Academic studies do not take place in isolation

By Jacqueline Saville. Jacqueline lives in Leeds, UK. She works in a support role at a UK university.

All schools and universities operate within a society and within that society’s behavioural norms and expectations. Consequently I would argue that schools and universities have a responsibility to educate their students on social behaviour alongside the academic, but to different extents and for different reasons.

Although schools and universities are often seen as adjacent parts of the same education system, there are many differences in structure and purpose that mean they need to be considered separately. At the most fundamental level, broadly speaking in the UK the students in schools are children while those in universities are adults. In practice there may be little distinction between the oldest school pupils and the youngest undergraduate students but in terms of expectations they are worlds apart.

Social behaviour includes how to treat others, how to conduct oneself around others, and to some extent how to be a responsible citizen. A school pupil who hasn’t reached the legal age of majority is not yet seen by society as a fully-formed citizen, they have no voting rights for instance. It seems clear therefore that they are in the process of being moulded into a person who is somehow deemed suitable to take their place in society, and that alongside the example and guidance of their parents, the school should be responsible for instilling part of this social education in them. Indeed some schools are seen as desirable by parents partly due to the moral teachings, good behaviour and strict discipline associated with them. A child’s behaviour and ability to get on with others may be a deciding factor in how they are dealt with by the school or even whether or not a school takes them on.

By contrast a university (in England and Wales, at least) is almost always educating a legal adult. In fact there are a great many students who begin undergraduate courses in their early twenties or beyond, and postgraduates often live outside the parental home or are already parents themselves. UK universities select students mainly on academic ability (with some leeway for widening participation purposes), usually without an interview, and social preparedness is unlikely to be a deciding factor. Whereas school education is a standard component of a child’s development, university attendance is not a given, and certainly not at a particular age. Their time at university may broaden their minds, impart specialist knowledge and develop critical thinking, but university students should be capable of taking part in society in a civilised fashion before they set foot on campus – if they never happened to attend university they would still be expected by society to behave as responsible adults throughout their lives.

Naturally in many universities there will be students who have been brought up in a society with different social norms, and for the avoidance of misunderstanding it seems reasonable in this case for a university to provide an overview on arrival of cultural differences including social behaviour. Depending on the student’s background there may be elements of behaviour that are acceptable in their host country that they are not used to at home and vice versa. Many of these students will have received guidance beforehand, but for instance only ten years ago I met a postgraduate who had been told by his embassy that people in Britain wore bowler hats and carried black umbrellas, and he was unprepared for the largely informal society he encountered.

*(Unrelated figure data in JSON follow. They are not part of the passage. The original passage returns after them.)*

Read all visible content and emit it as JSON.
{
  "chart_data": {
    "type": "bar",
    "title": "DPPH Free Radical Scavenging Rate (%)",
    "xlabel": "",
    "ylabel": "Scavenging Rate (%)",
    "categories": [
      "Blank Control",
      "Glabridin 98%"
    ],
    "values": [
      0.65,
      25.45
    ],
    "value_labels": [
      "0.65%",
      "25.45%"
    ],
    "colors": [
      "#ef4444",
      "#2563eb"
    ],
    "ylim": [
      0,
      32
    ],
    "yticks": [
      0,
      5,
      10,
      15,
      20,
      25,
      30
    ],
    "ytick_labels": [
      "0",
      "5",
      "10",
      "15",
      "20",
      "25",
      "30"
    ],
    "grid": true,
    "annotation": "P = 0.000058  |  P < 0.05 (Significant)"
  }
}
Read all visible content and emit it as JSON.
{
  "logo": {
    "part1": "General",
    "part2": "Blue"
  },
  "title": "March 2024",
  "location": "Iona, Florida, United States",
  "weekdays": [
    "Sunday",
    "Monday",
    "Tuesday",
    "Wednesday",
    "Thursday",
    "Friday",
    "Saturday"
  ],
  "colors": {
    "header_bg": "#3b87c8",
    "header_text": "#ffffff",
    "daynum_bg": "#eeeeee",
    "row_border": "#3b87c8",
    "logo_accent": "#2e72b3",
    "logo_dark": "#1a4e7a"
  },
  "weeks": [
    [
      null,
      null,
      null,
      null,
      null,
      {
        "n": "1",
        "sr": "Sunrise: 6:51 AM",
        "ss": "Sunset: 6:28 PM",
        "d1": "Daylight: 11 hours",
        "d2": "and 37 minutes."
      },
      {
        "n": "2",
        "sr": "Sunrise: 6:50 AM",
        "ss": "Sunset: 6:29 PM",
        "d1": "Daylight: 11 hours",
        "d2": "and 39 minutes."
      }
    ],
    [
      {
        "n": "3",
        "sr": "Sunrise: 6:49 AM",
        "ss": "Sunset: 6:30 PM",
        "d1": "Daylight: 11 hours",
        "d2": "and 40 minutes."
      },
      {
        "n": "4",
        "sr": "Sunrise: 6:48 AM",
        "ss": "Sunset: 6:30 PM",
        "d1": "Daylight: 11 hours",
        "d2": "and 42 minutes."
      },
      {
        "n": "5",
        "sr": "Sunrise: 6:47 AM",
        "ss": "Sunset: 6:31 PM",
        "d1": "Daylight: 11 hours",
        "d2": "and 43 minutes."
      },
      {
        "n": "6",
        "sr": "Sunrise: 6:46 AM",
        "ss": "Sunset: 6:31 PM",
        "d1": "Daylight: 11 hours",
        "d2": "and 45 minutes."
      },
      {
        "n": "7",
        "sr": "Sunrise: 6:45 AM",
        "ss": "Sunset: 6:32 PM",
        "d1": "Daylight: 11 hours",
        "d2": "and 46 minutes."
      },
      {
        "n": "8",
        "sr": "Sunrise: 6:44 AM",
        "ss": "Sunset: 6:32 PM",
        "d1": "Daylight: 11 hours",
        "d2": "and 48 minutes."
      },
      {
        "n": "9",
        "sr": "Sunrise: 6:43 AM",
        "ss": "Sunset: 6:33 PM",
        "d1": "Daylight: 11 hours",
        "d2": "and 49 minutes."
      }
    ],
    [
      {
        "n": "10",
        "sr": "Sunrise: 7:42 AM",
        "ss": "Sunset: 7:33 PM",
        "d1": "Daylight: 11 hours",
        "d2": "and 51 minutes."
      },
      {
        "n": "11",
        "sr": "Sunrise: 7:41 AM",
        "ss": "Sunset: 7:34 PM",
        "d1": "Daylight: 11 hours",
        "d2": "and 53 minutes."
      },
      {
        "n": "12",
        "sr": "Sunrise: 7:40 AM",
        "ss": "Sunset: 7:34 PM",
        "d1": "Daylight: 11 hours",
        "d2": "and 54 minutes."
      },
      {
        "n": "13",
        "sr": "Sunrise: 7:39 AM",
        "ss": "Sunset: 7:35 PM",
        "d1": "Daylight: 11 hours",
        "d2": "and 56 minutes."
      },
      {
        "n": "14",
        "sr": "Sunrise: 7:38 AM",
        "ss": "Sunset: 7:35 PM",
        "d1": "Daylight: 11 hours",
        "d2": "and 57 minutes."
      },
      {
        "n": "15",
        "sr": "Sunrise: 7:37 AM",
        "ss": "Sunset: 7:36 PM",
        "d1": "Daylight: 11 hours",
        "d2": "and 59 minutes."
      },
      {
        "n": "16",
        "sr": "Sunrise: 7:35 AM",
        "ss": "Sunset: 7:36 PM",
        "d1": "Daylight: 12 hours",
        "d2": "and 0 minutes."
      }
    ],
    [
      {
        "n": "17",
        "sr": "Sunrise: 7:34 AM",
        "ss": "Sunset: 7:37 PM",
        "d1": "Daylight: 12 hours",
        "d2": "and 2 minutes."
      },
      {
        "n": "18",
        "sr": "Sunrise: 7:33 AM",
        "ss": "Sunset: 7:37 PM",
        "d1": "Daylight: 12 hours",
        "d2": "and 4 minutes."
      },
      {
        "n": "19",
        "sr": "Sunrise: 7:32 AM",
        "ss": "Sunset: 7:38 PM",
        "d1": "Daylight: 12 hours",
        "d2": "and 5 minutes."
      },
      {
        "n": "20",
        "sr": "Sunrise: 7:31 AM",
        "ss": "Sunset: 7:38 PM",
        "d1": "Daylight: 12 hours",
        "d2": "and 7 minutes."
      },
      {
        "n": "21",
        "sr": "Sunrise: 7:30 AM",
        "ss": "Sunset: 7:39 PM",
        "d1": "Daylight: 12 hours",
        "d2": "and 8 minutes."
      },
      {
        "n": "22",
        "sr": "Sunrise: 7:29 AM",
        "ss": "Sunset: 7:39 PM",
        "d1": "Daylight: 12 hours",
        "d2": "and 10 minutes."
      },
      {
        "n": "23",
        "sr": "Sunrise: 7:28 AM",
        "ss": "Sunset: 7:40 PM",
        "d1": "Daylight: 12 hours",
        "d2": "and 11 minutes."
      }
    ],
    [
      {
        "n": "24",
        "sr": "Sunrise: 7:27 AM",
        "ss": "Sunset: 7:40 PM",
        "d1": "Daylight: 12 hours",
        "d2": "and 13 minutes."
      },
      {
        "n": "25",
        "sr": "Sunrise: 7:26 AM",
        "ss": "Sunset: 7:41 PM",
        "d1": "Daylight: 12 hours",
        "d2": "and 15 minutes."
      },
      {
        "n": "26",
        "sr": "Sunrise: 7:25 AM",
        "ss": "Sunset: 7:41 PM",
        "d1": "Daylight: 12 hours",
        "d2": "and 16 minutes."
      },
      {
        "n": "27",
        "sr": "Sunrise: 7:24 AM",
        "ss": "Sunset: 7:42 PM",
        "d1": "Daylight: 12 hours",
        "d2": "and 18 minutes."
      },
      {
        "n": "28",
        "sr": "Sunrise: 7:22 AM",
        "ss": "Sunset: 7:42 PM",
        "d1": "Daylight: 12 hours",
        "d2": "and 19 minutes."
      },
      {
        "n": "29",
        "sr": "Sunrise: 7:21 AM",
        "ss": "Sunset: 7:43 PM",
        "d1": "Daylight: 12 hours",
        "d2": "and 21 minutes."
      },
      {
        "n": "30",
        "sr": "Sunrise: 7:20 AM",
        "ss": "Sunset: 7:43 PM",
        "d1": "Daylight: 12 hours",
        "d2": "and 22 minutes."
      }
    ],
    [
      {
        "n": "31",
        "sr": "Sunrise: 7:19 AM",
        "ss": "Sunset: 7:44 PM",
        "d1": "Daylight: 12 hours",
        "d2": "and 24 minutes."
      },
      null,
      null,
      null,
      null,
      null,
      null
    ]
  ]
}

Arguably if a university feels the need to address social behaviour formally outside of the situation described above, it is to rectify a failing in schools or in extreme cases to deal with sociopaths. Either a particular student has transgressed and the university is taking the opportunity to explain why they expect better behaviour, or there is a feeling that a wider cohort would benefit from behavioural guidance e.g. consent workshops. In either case, the question surely must be how have these students failed to learn acceptable behaviour before they arrive at university? Unless they are deliberately behaving in a way they know to be wrong (in which case education on social behaviour from the university is unlikely to be effective) their school must have turned them out into society with a poor grasp of behavioural expectations. Presumably they have then also failed to pick up these cues from prior social interaction or the media. Either these students have behavioural problems, which is a different matter entirely (and again, not one likely to be rectified by education on behaviour from the university), or their school has failed in its duty to develop a child into a responsible adult.

In an ideal world a university would only teach social behaviour either as part of a general orientation for overseas students or alongside individual disciplinary proceedings, but in a school both social and academic strands of learning should be equally important. Educating a child to the best of their ability (whether academic or vocational) should include educating them as to how a responsible citizen behaves.